Numerics of Machine Learning 2023 (University of Tuebingen)
Introduction
TODO Link to YouTube playlist. Course focused on the numerical algorithms used in machine learning, and treating the computations as machine learning problems themselves.
Content
Introduction
Modern machine learning (ML) brings together data and our models using computations. Compared to rule-based AI, modern ML use numerical computation.
Numerical methods (e.g. conjugate gradients, linear system solvers) are different than atomic operations (e.g. trigonometric functions, exponentials and logarithms).
Numerical computations are not as straightforward as how the corresponding mathematical formula may make them look like, for e.g. matrix inversion should always done using Cholesky decomposition.
Matrix inversion itself is often touted as having cubic complexity, but given the right structure, we could get up to exponential speed ups - not to mention the cost is not cubic if we tolerate imprecise computations.

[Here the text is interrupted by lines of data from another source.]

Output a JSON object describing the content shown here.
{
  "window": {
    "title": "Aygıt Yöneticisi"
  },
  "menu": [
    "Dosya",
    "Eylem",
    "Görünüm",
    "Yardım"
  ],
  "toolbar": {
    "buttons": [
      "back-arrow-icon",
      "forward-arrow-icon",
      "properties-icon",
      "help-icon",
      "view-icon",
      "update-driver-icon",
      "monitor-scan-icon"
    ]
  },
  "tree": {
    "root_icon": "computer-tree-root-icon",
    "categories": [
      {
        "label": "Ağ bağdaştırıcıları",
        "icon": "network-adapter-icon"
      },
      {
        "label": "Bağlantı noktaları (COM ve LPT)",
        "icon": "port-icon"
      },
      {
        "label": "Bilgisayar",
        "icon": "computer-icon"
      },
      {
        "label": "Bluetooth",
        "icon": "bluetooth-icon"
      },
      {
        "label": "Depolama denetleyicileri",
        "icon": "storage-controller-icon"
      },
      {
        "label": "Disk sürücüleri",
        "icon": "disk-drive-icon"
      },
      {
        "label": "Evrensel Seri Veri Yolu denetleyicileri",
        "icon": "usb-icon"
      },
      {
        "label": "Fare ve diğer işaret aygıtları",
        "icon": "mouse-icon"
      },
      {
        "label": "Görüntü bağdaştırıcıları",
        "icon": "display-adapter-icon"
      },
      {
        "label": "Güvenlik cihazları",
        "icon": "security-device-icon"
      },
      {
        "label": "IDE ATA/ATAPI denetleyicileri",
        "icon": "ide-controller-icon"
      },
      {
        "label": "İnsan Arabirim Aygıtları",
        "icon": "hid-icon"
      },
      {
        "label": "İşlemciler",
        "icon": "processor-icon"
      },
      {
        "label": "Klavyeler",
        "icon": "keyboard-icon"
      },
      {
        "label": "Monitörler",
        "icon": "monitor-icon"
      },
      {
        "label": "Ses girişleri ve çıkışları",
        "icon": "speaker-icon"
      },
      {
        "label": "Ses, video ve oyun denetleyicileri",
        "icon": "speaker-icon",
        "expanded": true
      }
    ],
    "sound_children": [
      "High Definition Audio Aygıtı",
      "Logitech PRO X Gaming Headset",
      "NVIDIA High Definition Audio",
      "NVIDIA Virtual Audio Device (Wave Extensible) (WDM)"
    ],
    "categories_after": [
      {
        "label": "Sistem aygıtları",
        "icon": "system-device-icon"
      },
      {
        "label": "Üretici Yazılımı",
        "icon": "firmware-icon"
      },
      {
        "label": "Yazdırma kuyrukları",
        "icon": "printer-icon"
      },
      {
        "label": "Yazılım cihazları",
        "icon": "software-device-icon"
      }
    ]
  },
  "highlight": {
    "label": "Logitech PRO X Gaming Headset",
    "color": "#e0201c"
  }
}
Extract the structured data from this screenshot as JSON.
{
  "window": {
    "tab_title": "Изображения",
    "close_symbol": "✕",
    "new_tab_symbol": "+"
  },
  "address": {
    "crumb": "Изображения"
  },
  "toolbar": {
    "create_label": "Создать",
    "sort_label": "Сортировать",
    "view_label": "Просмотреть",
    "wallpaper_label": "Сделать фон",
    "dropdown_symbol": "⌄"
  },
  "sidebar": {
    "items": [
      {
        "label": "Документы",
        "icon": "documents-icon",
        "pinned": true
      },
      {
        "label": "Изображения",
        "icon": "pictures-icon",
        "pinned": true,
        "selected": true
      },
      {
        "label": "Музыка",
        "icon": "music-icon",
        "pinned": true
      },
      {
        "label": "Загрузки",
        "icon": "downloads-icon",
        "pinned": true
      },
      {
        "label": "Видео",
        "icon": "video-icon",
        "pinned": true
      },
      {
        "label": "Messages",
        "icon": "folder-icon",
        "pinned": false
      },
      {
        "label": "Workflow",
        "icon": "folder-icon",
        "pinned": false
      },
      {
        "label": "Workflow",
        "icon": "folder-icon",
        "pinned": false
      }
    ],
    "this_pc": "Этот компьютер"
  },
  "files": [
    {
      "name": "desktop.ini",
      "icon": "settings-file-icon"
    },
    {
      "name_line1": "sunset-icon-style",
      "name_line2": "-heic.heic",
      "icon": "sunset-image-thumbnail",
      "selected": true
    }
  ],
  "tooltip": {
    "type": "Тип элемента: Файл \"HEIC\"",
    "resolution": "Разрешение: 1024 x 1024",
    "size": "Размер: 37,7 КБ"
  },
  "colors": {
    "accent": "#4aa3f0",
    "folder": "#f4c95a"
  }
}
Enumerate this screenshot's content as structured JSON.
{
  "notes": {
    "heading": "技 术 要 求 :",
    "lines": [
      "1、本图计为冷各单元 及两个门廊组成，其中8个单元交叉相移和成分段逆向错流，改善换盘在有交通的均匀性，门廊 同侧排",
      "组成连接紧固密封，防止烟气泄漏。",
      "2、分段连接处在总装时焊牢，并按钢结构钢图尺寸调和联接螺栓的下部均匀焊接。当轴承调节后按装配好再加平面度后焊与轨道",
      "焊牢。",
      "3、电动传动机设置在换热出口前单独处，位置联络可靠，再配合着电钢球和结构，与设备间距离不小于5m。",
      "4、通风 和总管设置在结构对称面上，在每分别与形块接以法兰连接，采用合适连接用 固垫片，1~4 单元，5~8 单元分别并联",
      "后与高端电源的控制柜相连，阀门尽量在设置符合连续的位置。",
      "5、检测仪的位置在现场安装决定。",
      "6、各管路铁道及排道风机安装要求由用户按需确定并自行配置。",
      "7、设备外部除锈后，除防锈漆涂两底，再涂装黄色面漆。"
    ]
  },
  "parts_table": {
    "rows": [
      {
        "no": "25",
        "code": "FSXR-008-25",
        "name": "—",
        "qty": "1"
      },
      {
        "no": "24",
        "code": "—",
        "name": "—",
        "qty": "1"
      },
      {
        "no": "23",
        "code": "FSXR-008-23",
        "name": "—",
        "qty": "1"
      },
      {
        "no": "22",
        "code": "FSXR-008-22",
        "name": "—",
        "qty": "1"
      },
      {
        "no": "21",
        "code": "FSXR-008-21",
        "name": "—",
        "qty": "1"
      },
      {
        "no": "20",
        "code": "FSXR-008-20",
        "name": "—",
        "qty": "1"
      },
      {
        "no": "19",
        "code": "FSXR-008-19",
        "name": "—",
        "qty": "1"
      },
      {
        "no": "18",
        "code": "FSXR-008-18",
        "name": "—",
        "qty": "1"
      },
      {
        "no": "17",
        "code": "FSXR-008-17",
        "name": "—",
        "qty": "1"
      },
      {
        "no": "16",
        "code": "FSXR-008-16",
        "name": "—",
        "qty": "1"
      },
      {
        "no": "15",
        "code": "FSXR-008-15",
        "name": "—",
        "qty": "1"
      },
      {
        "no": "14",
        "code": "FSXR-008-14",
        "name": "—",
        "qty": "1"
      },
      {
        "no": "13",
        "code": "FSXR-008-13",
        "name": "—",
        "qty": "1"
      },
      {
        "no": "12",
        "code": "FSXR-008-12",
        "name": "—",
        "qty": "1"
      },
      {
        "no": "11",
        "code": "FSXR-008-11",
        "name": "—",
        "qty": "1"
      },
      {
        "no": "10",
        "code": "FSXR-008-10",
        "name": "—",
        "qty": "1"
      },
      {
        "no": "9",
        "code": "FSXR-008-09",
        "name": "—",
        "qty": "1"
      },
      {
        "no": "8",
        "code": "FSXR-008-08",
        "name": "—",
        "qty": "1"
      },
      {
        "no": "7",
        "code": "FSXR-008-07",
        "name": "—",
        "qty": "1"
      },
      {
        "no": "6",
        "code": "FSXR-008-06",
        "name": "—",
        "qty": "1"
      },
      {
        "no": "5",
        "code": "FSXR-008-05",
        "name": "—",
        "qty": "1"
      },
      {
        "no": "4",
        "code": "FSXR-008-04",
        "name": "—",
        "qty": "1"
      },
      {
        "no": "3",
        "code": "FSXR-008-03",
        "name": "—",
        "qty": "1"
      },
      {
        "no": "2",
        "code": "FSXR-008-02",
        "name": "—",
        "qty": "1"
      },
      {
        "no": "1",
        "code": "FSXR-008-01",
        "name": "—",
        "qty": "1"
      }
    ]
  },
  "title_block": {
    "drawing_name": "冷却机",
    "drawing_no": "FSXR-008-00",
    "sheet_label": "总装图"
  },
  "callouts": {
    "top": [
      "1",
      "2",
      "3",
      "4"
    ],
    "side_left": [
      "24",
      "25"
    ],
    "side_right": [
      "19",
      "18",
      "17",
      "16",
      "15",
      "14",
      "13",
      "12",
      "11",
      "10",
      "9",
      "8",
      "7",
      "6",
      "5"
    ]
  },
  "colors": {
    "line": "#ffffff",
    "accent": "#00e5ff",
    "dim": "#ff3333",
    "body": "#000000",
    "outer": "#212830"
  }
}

Simulation is another area where numerical computations are used - simulations estimate the trajectory of a dynamical system, and include Ordinary Differential Equations (ODEs), Partial Differential Equations (PDEs), differential algebraic equation. They are useful when we know about some structure of a prediction task, where off the shelf deep learning and kernel machines may not work, e.g. SIR model with COVID-19 data. We will see later that simulation is inference from information operators.
Integration is an important problem that comes in areas such as Bayesian inference. Classical quadrature rules are the go-to numerical methods, which work well in low dimensions. These can be thought of as a form of Gaussian Process (GP) regression.
Much of modern ML is based on minimizing some loss function. This is an optimization task, and the availability of differentiable programming allows us to use gradient-based optimization algorithms like Gradient Descent (GD). In practice we use Stochastic Gradient Descent (SGD) which uses a uniform random sample instead of all data points to get the gradient. This means each gradient in SGD is a realization of a random vector, whose mean is the gradient over all data points. This random vector is Gaussian. (#TODO Think a bit more on that variance). Overall training deep networks with SGD is considerably more cumbersome than for e.g. using the LBFGS algorithm.
A common pattern arises - we can treat a numerical method as an algorithm that infers a latent quantity from tractable observations. This is also what Bayesian inference does. The difference is the data comes from the chip instead of the disk - so the tools we use to train machines are also machines themselves.